I was reminded of this last week when my granddaughter Mimi went fishing with me. We drove to the Avon at Pershore and I took her to my normal spot.

I explained to her that fishing required patience and that we might not catch anything. She was unperturbed at the latter and mystified by the former. Patience is not uppermost for a four and a half year old.

My confidence was not high. We had a five foot telescopic rod, a Garbolino fixed spool reel with 6lb mainline, a single lead and a size 16 hook to 3lb monofilament. Simple - my type of fishing. Earlier in the garden, I’d shown her how to cast and, after putting our single piece of worm on the hook, she cast in. “Right! Now we have to sit down and wait,” I said. So Mimi sat down and waited.

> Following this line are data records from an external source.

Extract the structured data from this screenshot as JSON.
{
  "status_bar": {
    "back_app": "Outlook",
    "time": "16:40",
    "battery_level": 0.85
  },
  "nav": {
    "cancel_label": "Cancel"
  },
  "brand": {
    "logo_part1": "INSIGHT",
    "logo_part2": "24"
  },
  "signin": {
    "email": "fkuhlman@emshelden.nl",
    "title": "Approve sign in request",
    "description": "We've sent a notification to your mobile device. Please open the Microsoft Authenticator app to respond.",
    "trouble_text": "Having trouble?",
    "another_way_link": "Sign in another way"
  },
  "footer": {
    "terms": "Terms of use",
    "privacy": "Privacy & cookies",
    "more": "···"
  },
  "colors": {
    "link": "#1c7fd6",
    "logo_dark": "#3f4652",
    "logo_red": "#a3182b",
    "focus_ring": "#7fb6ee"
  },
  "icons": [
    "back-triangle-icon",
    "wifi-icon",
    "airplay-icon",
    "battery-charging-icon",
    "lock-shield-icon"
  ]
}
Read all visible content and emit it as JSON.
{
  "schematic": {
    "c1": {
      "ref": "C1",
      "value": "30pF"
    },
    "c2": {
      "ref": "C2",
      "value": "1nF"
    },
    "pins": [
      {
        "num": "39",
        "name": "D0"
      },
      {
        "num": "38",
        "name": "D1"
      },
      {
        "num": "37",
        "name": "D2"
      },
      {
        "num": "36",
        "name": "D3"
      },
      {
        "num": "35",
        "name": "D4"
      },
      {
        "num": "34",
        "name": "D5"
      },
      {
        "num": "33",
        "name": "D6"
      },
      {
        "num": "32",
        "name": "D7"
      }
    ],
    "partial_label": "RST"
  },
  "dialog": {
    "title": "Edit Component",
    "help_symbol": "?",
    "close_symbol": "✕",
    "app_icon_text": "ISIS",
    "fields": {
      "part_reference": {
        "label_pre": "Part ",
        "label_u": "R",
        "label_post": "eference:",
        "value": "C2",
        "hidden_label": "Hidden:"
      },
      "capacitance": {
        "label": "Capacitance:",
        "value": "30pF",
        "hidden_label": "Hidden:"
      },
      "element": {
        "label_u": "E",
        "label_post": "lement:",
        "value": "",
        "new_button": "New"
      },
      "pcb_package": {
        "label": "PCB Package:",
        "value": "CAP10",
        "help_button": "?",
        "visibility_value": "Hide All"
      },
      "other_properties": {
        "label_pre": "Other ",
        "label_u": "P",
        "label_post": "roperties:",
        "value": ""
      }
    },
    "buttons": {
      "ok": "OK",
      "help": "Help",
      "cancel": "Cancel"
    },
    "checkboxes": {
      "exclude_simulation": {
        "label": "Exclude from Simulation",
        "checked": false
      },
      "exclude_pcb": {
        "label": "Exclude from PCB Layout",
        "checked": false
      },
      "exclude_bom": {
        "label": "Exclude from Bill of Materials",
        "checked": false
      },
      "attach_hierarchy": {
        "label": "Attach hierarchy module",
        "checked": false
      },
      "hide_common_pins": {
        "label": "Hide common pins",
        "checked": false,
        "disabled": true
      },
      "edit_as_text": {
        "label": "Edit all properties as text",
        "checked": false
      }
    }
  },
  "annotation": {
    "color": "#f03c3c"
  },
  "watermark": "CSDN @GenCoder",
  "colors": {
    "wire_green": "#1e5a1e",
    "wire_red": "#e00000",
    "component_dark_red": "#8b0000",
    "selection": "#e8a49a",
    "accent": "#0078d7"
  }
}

Suddenly the rod tip wobbled to show that a fish was on the hook and she started reeling in. The expression on her face was one of pure joy. Pure joy reeling in and then pure joy in seeing the fish come to the surface and into the net. It was a beautiful river perch of 4 or 5 oz. Some anglers go after monster carp or pike but to me every fish is special. And this perch was a beauty.

We safely unhooked it and Mimi was thrilled to hold it in her hand. She smiled the widest smile, not because she had caught a fish, but because she had a new friend. The perch was duly named Sarah and for a while we placed her in a bucket of river water so that we could watch her swim around. Mimi (and I) were fascinated by the colours, stripes, bright orange fins and the spikey fan-shaped dorsal fin.

Later, we placed her safely back to hunt some more worms and small fish. As we get older, it is hard to remember what seeing something for the first time is like. But if we train ourselves to have Mimi’s attitude then we might be surprised by joy.